Like his predecessor Pavao Zanic, the Bishop of Mostar Ratko Peric is extremely scornful about the "visions" and the way in which the Franciscans and other groups have behaved in Medjugorje. Their striking comments on the phenomenon which suggest it is just a rewarding hoax are posted in English on the diocese website (cbismo.com).
However , the Franciscans of Herzegovina won't give up Medjugorje without a fight. They are hard and tenacious, as everybody from the Ottomans to Bishop Peric has found. During the 1992-1995 Bosnian war, Peric was abducted and beaten by Croat militiamen in a local Franciscan chapel, till UN troops and the mayor of Mostar secured his release.
The war freed another wave of ethnic cleaning in Herzegovina, much of it by members of the region's Croat majority, who flattened mosques and Orthodox churches as they drove Muslims and Serbs from their homes.
The commemorative at Surmanci was blown up by Croats, many of whom delighted in their Ustashe heritage.
A trickle of pilgrims kept coming to Medjugorje throughout the war. Few maybe realised that atrocities were taking place nearby, or that their Queen of Peace had been dubbed the "Ustasha Virgin" by Serbs and Muslims who saw her as a symbol of Croatian ultra-nationalism.

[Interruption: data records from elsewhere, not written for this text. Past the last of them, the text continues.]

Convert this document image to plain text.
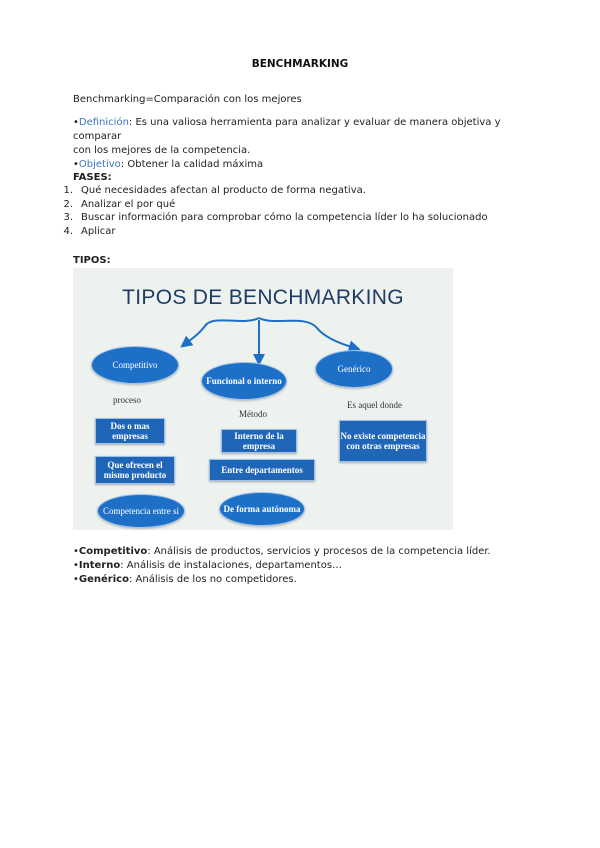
BENCHMARKING
Benchmarking=Comparación con los mejores
•Definición: Es una valiosa herramienta para analizar y evaluar de manera objetiva y comparar
con los mejores de la competencia.
•Objetivo: Obtener la calidad máxima
FASES:
1. Qué necesidades afectan al producto de forma negativa.
2. Analizar el por qué
3. Buscar información para comprobar cómo la competencia líder lo ha solucionado
4. Aplicar
TIPOS:
TIPOS DE BENCHMARKING
Competitivo
Funcional o interno
Genérico
proceso
Método
Es aquel donde
Dos o mas empresas
Que ofrecen el mismo producto
Competencia entre si
Interno de la empresa
Entre departamentos
De forma autónoma
No existe competencia con otras empresas
•Competitivo: Análisis de productos, servicios y procesos de la competencia líder.
•Interno: Análisis de instalaciones, departamentos…
•Genérico: Análisis de los no competidores.
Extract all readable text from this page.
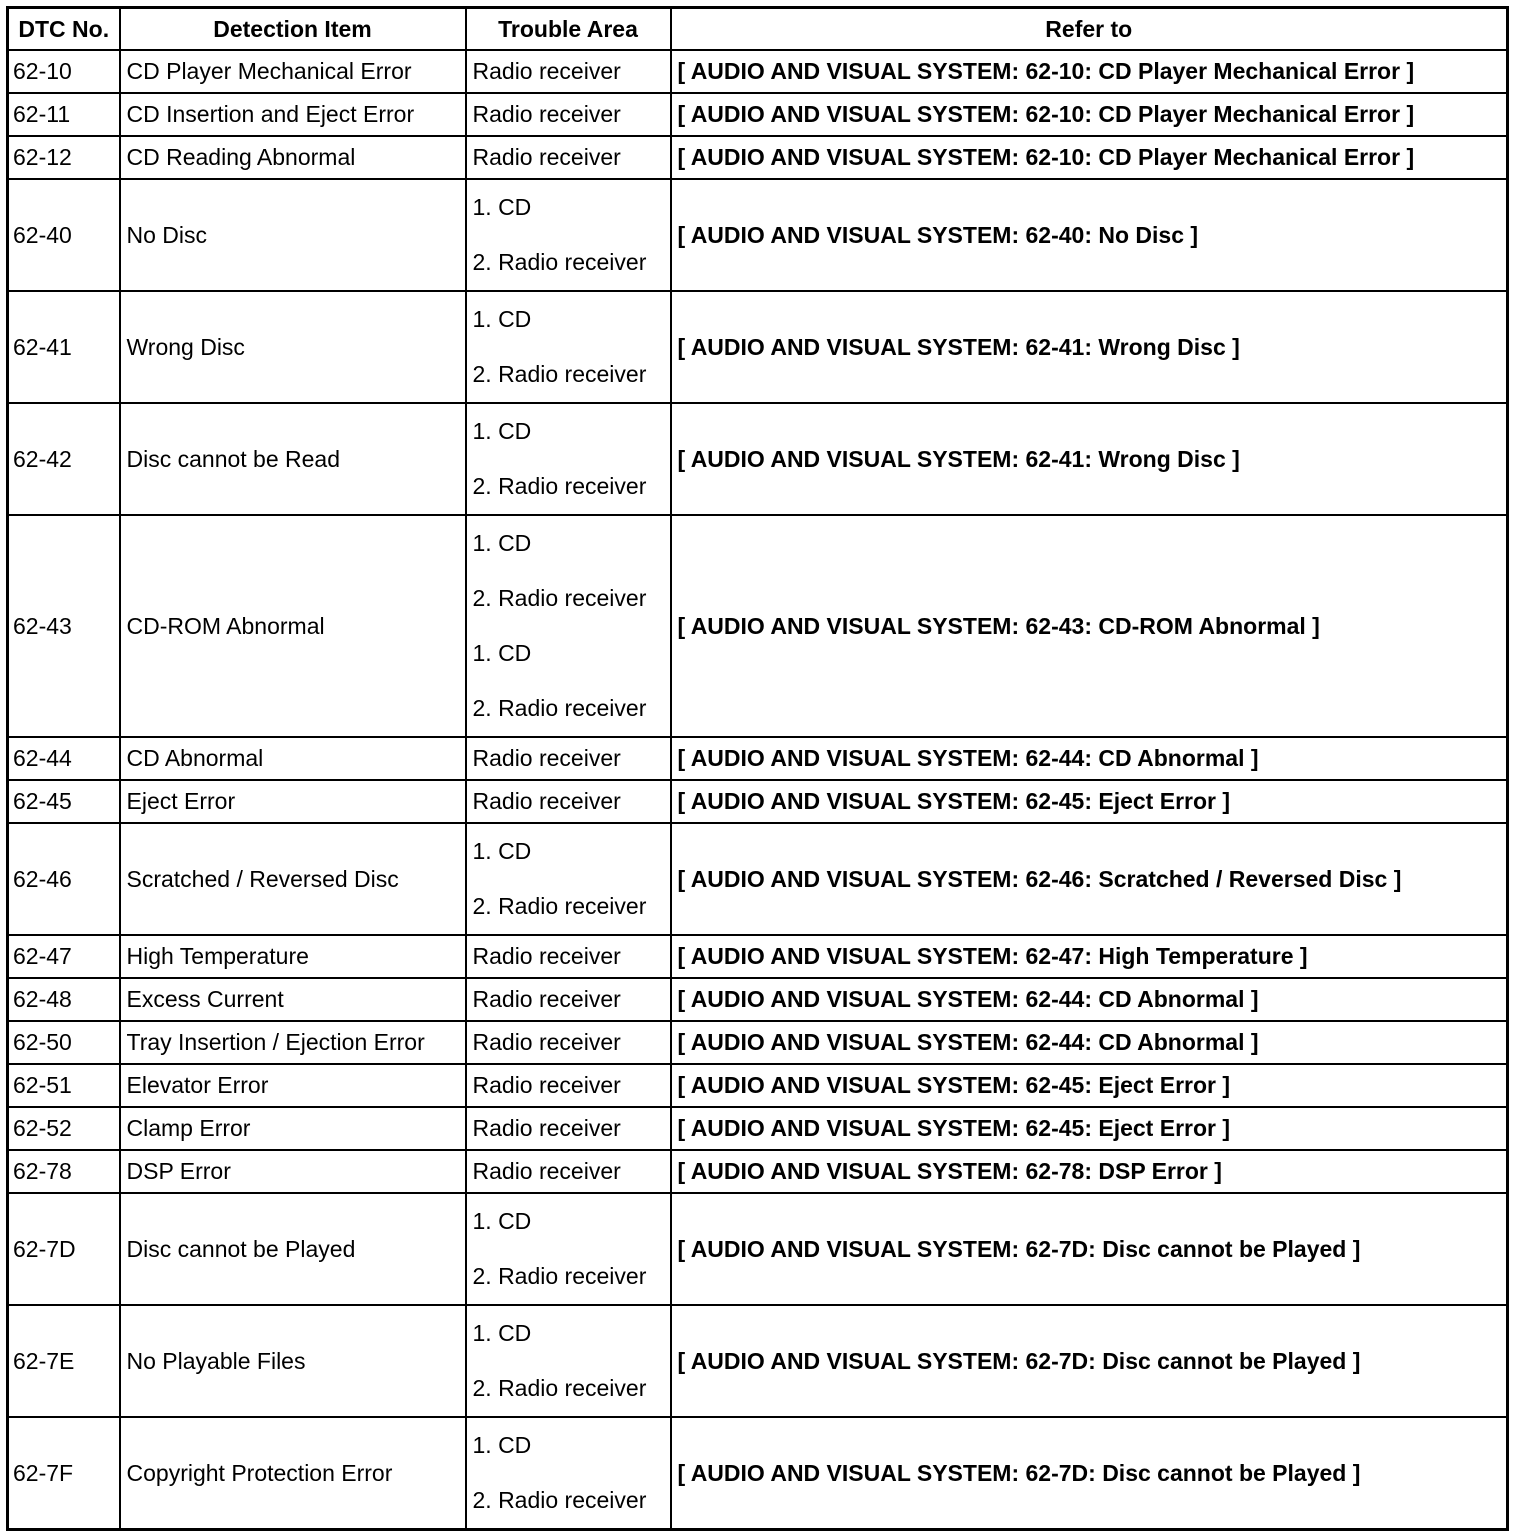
DTC No.	Detection Item	Trouble Area	Refer to
62-10	CD Player Mechanical Error	Radio receiver	[ AUDIO AND VISUAL SYSTEM: 62-10: CD Player Mechanical Error ]
62-11	CD Insertion and Eject Error	Radio receiver	[ AUDIO AND VISUAL SYSTEM: 62-10: CD Player Mechanical Error ]
62-12	CD Reading Abnormal	Radio receiver	[ AUDIO AND VISUAL SYSTEM: 62-10: CD Player Mechanical Error ]
62-40	No Disc	1. CD
2. Radio receiver	[ AUDIO AND VISUAL SYSTEM: 62-40: No Disc ]
62-41	Wrong Disc	1. CD
2. Radio receiver	[ AUDIO AND VISUAL SYSTEM: 62-41: Wrong Disc ]
62-42	Disc cannot be Read	1. CD
2. Radio receiver	[ AUDIO AND VISUAL SYSTEM: 62-41: Wrong Disc ]
62-43	CD-ROM Abnormal	1. CD
2. Radio receiver
1. CD
2. Radio receiver	[ AUDIO AND VISUAL SYSTEM: 62-43: CD-ROM Abnormal ]
62-44	CD Abnormal	Radio receiver	[ AUDIO AND VISUAL SYSTEM: 62-44: CD Abnormal ]
62-45	Eject Error	Radio receiver	[ AUDIO AND VISUAL SYSTEM: 62-45: Eject Error ]
62-46	Scratched / Reversed Disc	1. CD
2. Radio receiver	[ AUDIO AND VISUAL SYSTEM: 62-46: Scratched / Reversed Disc ]
62-47	High Temperature	Radio receiver	[ AUDIO AND VISUAL SYSTEM: 62-47: High Temperature ]
62-48	Excess Current	Radio receiver	[ AUDIO AND VISUAL SYSTEM: 62-44: CD Abnormal ]
62-50	Tray Insertion / Ejection Error	Radio receiver	[ AUDIO AND VISUAL SYSTEM: 62-44: CD Abnormal ]
62-51	Elevator Error	Radio receiver	[ AUDIO AND VISUAL SYSTEM: 62-45: Eject Error ]
62-52	Clamp Error	Radio receiver	[ AUDIO AND VISUAL SYSTEM: 62-45: Eject Error ]
62-78	DSP Error	Radio receiver	[ AUDIO AND VISUAL SYSTEM: 62-78: DSP Error ]
62-7D	Disc cannot be Played	1. CD
2. Radio receiver	[ AUDIO AND VISUAL SYSTEM: 62-7D: Disc cannot be Played ]
62-7E	No Playable Files	1. CD
2. Radio receiver	[ AUDIO AND VISUAL SYSTEM: 62-7D: Disc cannot be Played ]
62-7F	Copyright Protection Error	1. CD
2. Radio receiver	[ AUDIO AND VISUAL SYSTEM: 62-7D: Disc cannot be Played ]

Medjugorje last week marked 30 years since the apparitions began and the crowds are as huge than ever .
The Vatican is now examining the apparitions and the many thousands of supposedly divine messages that have made Medjugorje's name.
For the church, the Franciscans, the people of Medjugorje and the visionaries as well as millions of followers a good deal rests on its decision,writes tagza.com.